Eccentrica zombie comedy che si muove tra i luoghi simbolo del cinema di genere (motel, diner, stazioni di polizia, cimiteri...) riempiendo la bocca dei suoi protagonisti con le parole classiche dei b-movie (weird e creepy, bizzarro e pauroso), <I morti non muoiono> che (nell'originale <The dead don't die>) è anche il titolo della canzone del country man Sturgill Simpson che Jarmusch manda in loop facendo perdere le staffe persino a Bill Murray, non è solo la risposta cool e rock alla serie culto <The walking dead>, ma anche il modo in cui il regista di <Ghost dog> e <Paterson> e osserva con disincantata rassegnazione un disastro (il nostro) che le autorità continuano a negare.

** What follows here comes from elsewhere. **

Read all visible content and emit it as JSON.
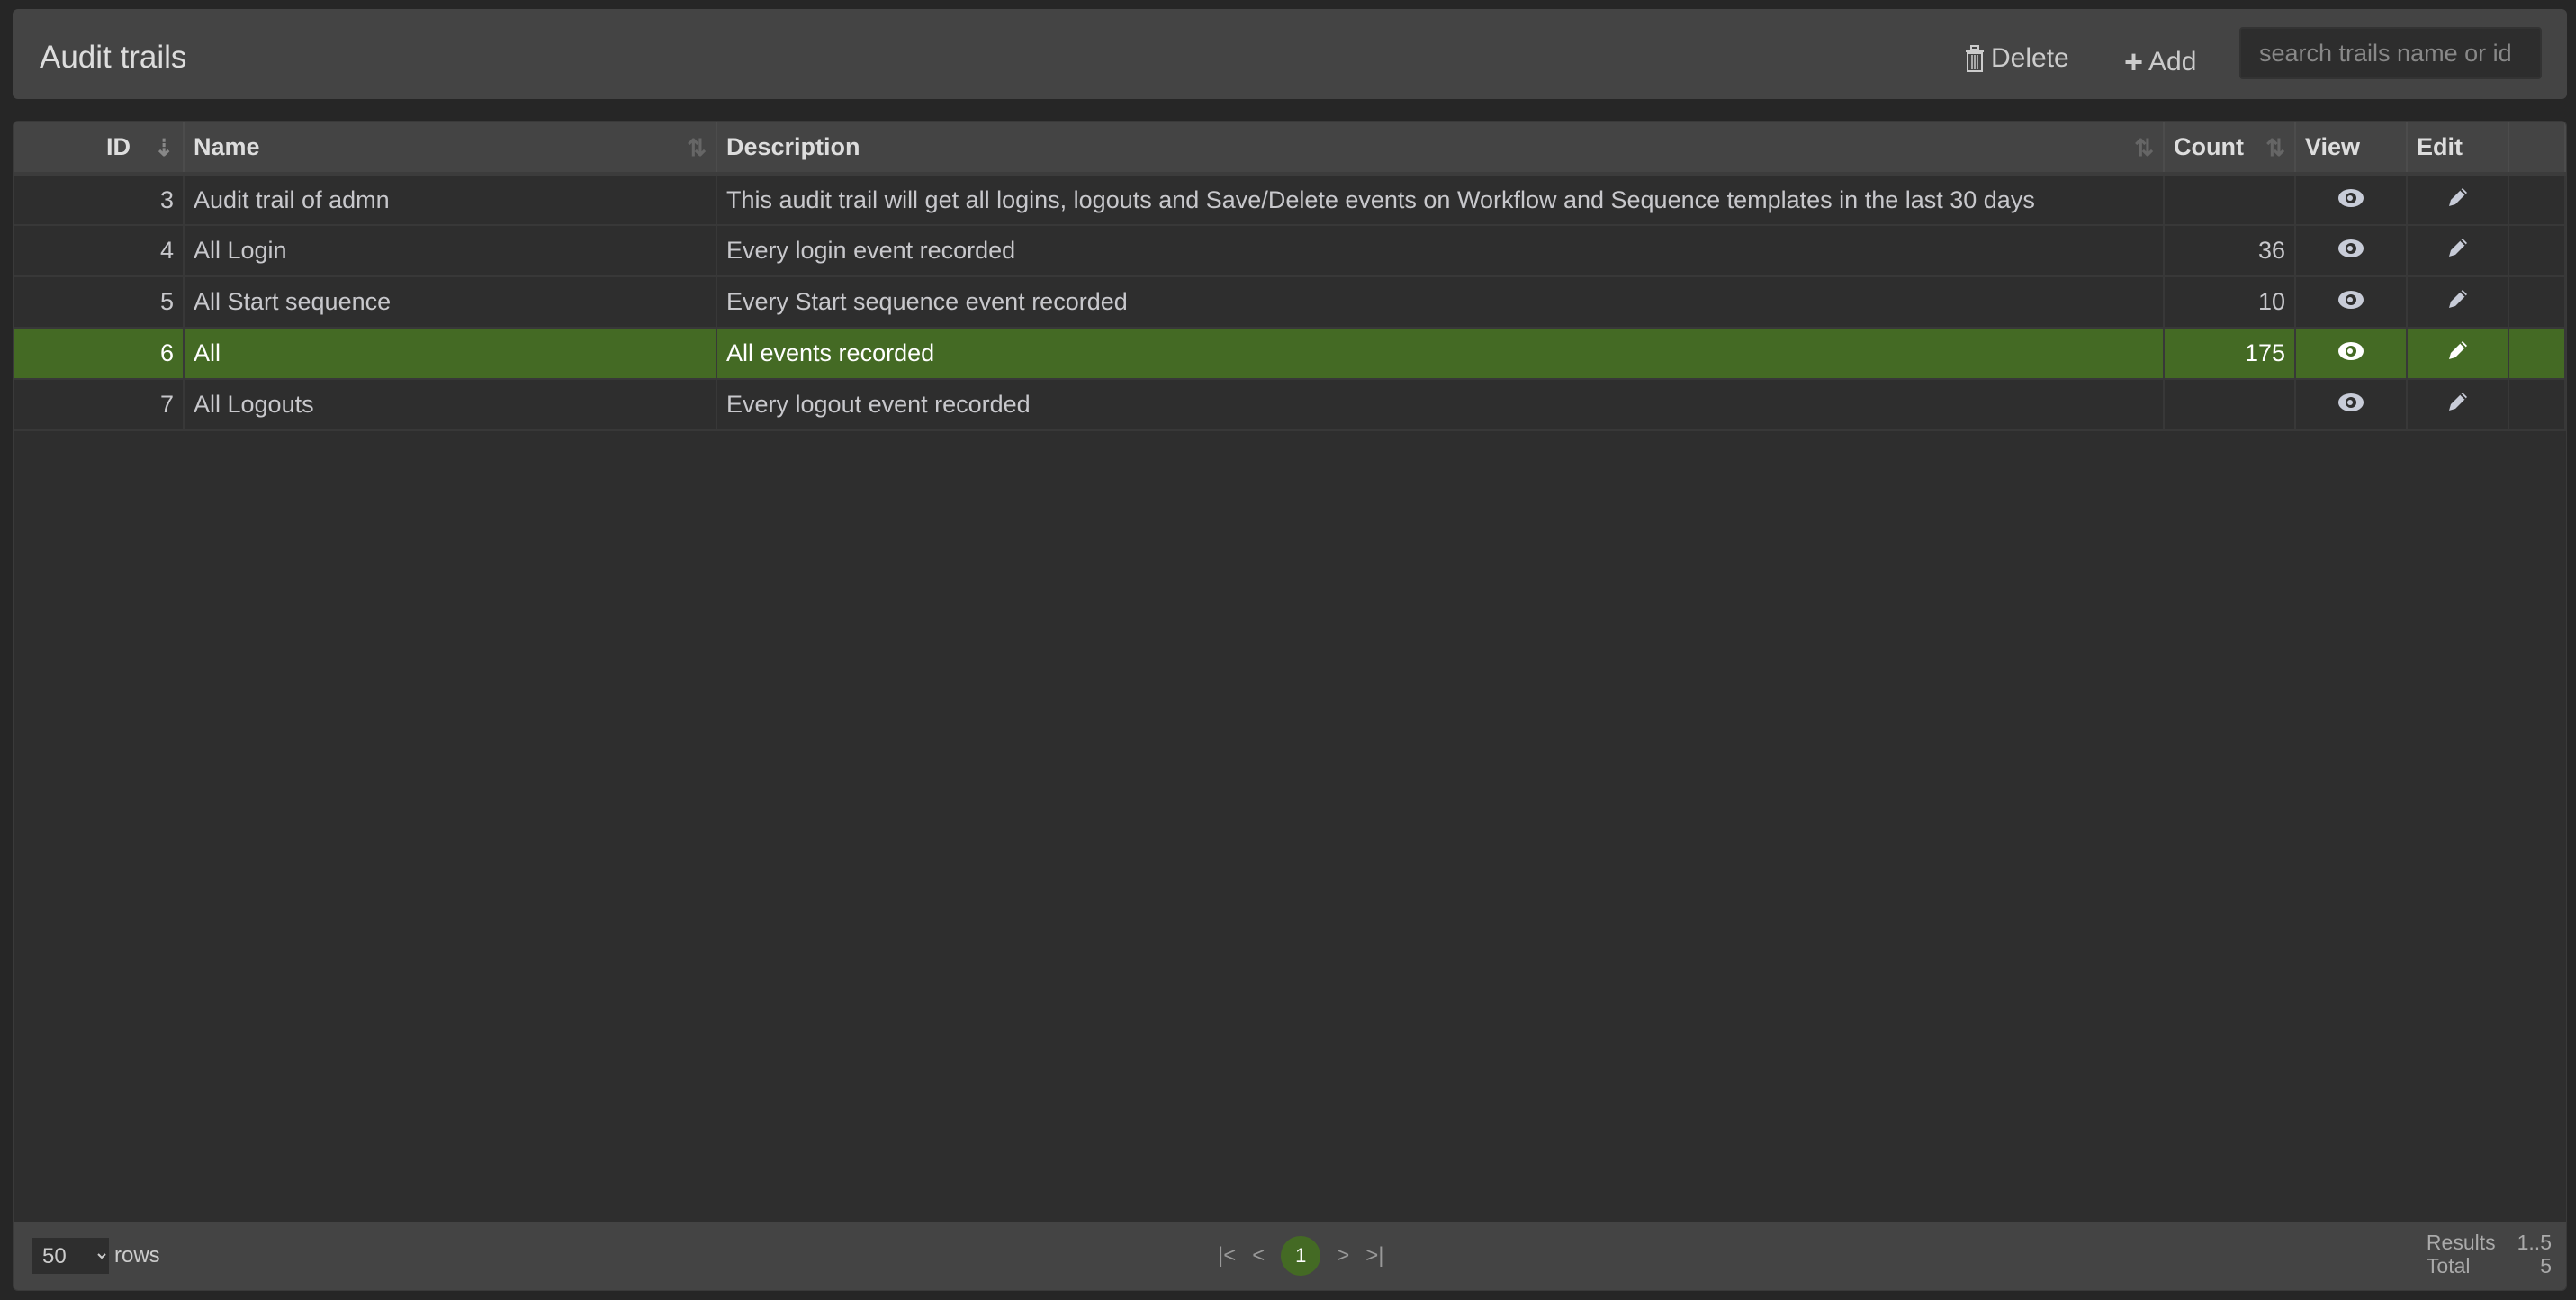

Uno spostamento dell’asse terrestre ha conseguenze drammatiche: i morti risorgono e per la piccola e placida Centerville (già cantata da Frank Zappa) - difesa solo da tre poliziotti - sono guai seri. Ultracinefilo, citazionista come nessuno (Romero, certo: ma anche <Psyco> e mille altri), Jarmusch lancia la lenza del metacinema (<Come fai a sapere tutto in anticipo?>. <Ho letto il copione>...), ma risparmia la vita solo a chi rifiuta questo (brutto) mondo: gli altri, anche da morti (viventi), sono condannati a restare per sempre schiavi delle proprie inutili e consumistiche ossessioni: chi vuole un caffè, chi un bicchiere di Chardonnay, chi cerca ancora, invano, il wi-fi... Lo sguardo è politico (il risveglio dei morti è figlio dei cambiamenti climatici...), ma prevale (e qui sta il vero limite del film) il gioco, il paradosso, la giocata di fino. Manca un po’ l’affondo, ma Jarmusch ha il merito di non buttarla in farsa: tra tanti memorabilia, resta intatta l’identità dell’outsider, del sovversivo. Un po’ come i suoi interpreti-amici, complici entusiasti : da Adam Driver (il <Paterson> del film omonimo, che qui si chiama Peterson...) al selvatico Tom Waits (il migliore della banda), passando per l’iconico Iggy Pop, che a vederlo dal vivo fa quasi più paura di quando è truccato da zombie.